There are many people saying they can’t get excited at the prospect of playing behind closed doors, and I get it. What is football without the fans? It won’t be as good, for sure. I will miss my six pints of real ale at the Ribs of Beef and the sun-soaked, beer-hazed stroll to the ground on matchday, the chance to meet up with mates, and, win, lose or draw, be up for the same ritual the following week.
However, I am pretty determined not to let the situation completely chew up the atmosphere. It’s great news that all 92 games will be shown live on TV. As someone who normally gets to around four or five away matches a season, it is a chance to watch them all live. For those who don’t have Sky or BT, some of the matches will be free to air, which should be applauded.
And to that end I have bought myself a TV bracket and a waterproof TV casing for my external garden wall. When the games are on, I can invite a couple of mates round with beers to sit at a two-metre distance, create a bit of a buzz and watch the footy – with a fridge about as socially distanced as we are from one another.
The addition of ‘crowd noise’ on the TV should add a little something. Not everyone is fortunate enough to have a garden of their own, but at least many people should be able to watch some of the football one way or another.
The final debate is whether or not it is safe to restart the season. It is fantastic news that there were no positive coronavirus tests in the most recent round of testing, and only one in the previous two rounds combined.
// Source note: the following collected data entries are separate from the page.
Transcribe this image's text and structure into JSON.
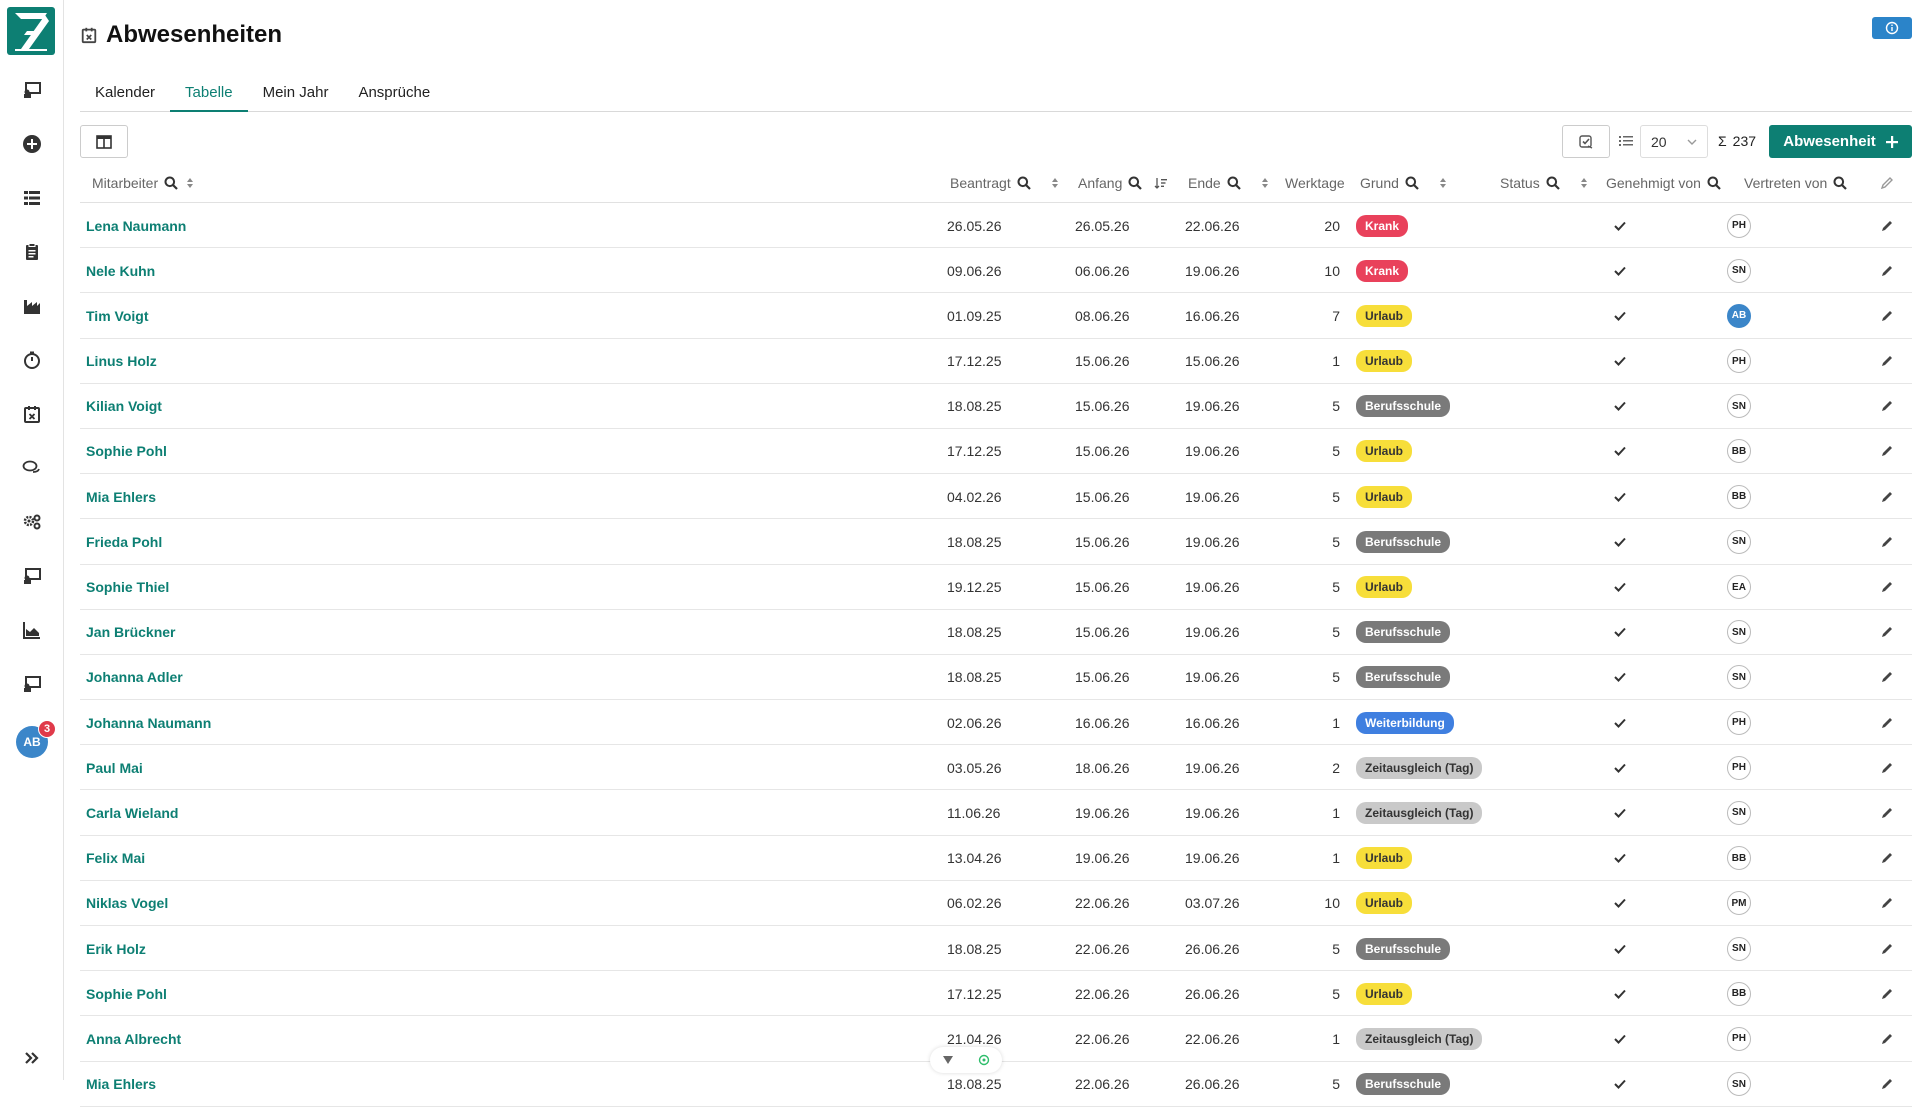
{
  "page": {
    "title": "Abwesenheiten"
  },
  "tabs": [
    {
      "label": "Kalender",
      "active": false
    },
    {
      "label": "Tabelle",
      "active": true
    },
    {
      "label": "Mein Jahr",
      "active": false
    },
    {
      "label": "Ansprüche",
      "active": false
    }
  ],
  "toolbar": {
    "page_size": "20",
    "sum_symbol": "Σ",
    "total": "237",
    "add_label": "Abwesenheit"
  },
  "sidebar": {
    "user_initials": "AB",
    "notification_count": "3"
  },
  "columns": {
    "mitarbeiter": "Mitarbeiter",
    "beantragt": "Beantragt",
    "anfang": "Anfang",
    "ende": "Ende",
    "werktage": "Werktage",
    "grund": "Grund",
    "status": "Status",
    "genehmigt": "Genehmigt von",
    "vertreten": "Vertreten von"
  },
  "colors": {
    "accent": "#0d7f73",
    "krank": "#e9415b",
    "urlaub": "#f7de3a",
    "berufsschule": "#7a7a7a",
    "weiterbildung": "#3f7fe0",
    "zeitausgleich": "#c9c9c9"
  },
  "rows": [
    {
      "name": "Lena Naumann",
      "beantragt": "26.05.26",
      "anfang": "26.05.26",
      "ende": "22.06.26",
      "werktage": "20",
      "grund": "Krank",
      "kind": "krank",
      "genehmigt": "PH"
    },
    {
      "name": "Nele Kuhn",
      "beantragt": "09.06.26",
      "anfang": "06.06.26",
      "ende": "19.06.26",
      "werktage": "10",
      "grund": "Krank",
      "kind": "krank",
      "genehmigt": "SN"
    },
    {
      "name": "Tim Voigt",
      "beantragt": "01.09.25",
      "anfang": "08.06.26",
      "ende": "16.06.26",
      "werktage": "7",
      "grund": "Urlaub",
      "kind": "urlaub",
      "genehmigt": "AB",
      "highlight": true
    },
    {
      "name": "Linus Holz",
      "beantragt": "17.12.25",
      "anfang": "15.06.26",
      "ende": "15.06.26",
      "werktage": "1",
      "grund": "Urlaub",
      "kind": "urlaub",
      "genehmigt": "PH"
    },
    {
      "name": "Kilian Voigt",
      "beantragt": "18.08.25",
      "anfang": "15.06.26",
      "ende": "19.06.26",
      "werktage": "5",
      "grund": "Berufsschule",
      "kind": "berufs",
      "genehmigt": "SN"
    },
    {
      "name": "Sophie Pohl",
      "beantragt": "17.12.25",
      "anfang": "15.06.26",
      "ende": "19.06.26",
      "werktage": "5",
      "grund": "Urlaub",
      "kind": "urlaub",
      "genehmigt": "BB"
    },
    {
      "name": "Mia Ehlers",
      "beantragt": "04.02.26",
      "anfang": "15.06.26",
      "ende": "19.06.26",
      "werktage": "5",
      "grund": "Urlaub",
      "kind": "urlaub",
      "genehmigt": "BB"
    },
    {
      "name": "Frieda Pohl",
      "beantragt": "18.08.25",
      "anfang": "15.06.26",
      "ende": "19.06.26",
      "werktage": "5",
      "grund": "Berufsschule",
      "kind": "berufs",
      "genehmigt": "SN"
    },
    {
      "name": "Sophie Thiel",
      "beantragt": "19.12.25",
      "anfang": "15.06.26",
      "ende": "19.06.26",
      "werktage": "5",
      "grund": "Urlaub",
      "kind": "urlaub",
      "genehmigt": "EA"
    },
    {
      "name": "Jan Brückner",
      "beantragt": "18.08.25",
      "anfang": "15.06.26",
      "ende": "19.06.26",
      "werktage": "5",
      "grund": "Berufsschule",
      "kind": "berufs",
      "genehmigt": "SN"
    },
    {
      "name": "Johanna Adler",
      "beantragt": "18.08.25",
      "anfang": "15.06.26",
      "ende": "19.06.26",
      "werktage": "5",
      "grund": "Berufsschule",
      "kind": "berufs",
      "genehmigt": "SN"
    },
    {
      "name": "Johanna Naumann",
      "beantragt": "02.06.26",
      "anfang": "16.06.26",
      "ende": "16.06.26",
      "werktage": "1",
      "grund": "Weiterbildung",
      "kind": "weiter",
      "genehmigt": "PH"
    },
    {
      "name": "Paul Mai",
      "beantragt": "03.05.26",
      "anfang": "18.06.26",
      "ende": "19.06.26",
      "werktage": "2",
      "grund": "Zeitausgleich (Tag)",
      "kind": "zeit",
      "genehmigt": "PH"
    },
    {
      "name": "Carla Wieland",
      "beantragt": "11.06.26",
      "anfang": "19.06.26",
      "ende": "19.06.26",
      "werktage": "1",
      "grund": "Zeitausgleich (Tag)",
      "kind": "zeit",
      "genehmigt": "SN"
    },
    {
      "name": "Felix Mai",
      "beantragt": "13.04.26",
      "anfang": "19.06.26",
      "ende": "19.06.26",
      "werktage": "1",
      "grund": "Urlaub",
      "kind": "urlaub",
      "genehmigt": "BB"
    },
    {
      "name": "Niklas Vogel",
      "beantragt": "06.02.26",
      "anfang": "22.06.26",
      "ende": "03.07.26",
      "werktage": "10",
      "grund": "Urlaub",
      "kind": "urlaub",
      "genehmigt": "PM"
    },
    {
      "name": "Erik Holz",
      "beantragt": "18.08.25",
      "anfang": "22.06.26",
      "ende": "26.06.26",
      "werktage": "5",
      "grund": "Berufsschule",
      "kind": "berufs",
      "genehmigt": "SN"
    },
    {
      "name": "Sophie Pohl",
      "beantragt": "17.12.25",
      "anfang": "22.06.26",
      "ende": "26.06.26",
      "werktage": "5",
      "grund": "Urlaub",
      "kind": "urlaub",
      "genehmigt": "BB"
    },
    {
      "name": "Anna Albrecht",
      "beantragt": "21.04.26",
      "anfang": "22.06.26",
      "ende": "22.06.26",
      "werktage": "1",
      "grund": "Zeitausgleich (Tag)",
      "kind": "zeit",
      "genehmigt": "PH"
    },
    {
      "name": "Mia Ehlers",
      "beantragt": "18.08.25",
      "anfang": "22.06.26",
      "ende": "26.06.26",
      "werktage": "5",
      "grund": "Berufsschule",
      "kind": "berufs",
      "genehmigt": "SN"
    }
  ]
}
With players under orders to maintain social distancing rules at all other times, the rate of infection should stay low if not obsolete. Those players who have tested positive have largely talked of very few or no symptoms.
Of course, money talks and we all know that the season is resuming to prevent the hugely damaging effects of clubs returning TV monies, but we always knew that would be the case. It seems the measures in place are sensible to ensure the season is finished in the fairest possible way.
With the country at loggerheads over politics and racism, the usually madcap world of football may just give those of us who love the game a little light relief and ‘normality.’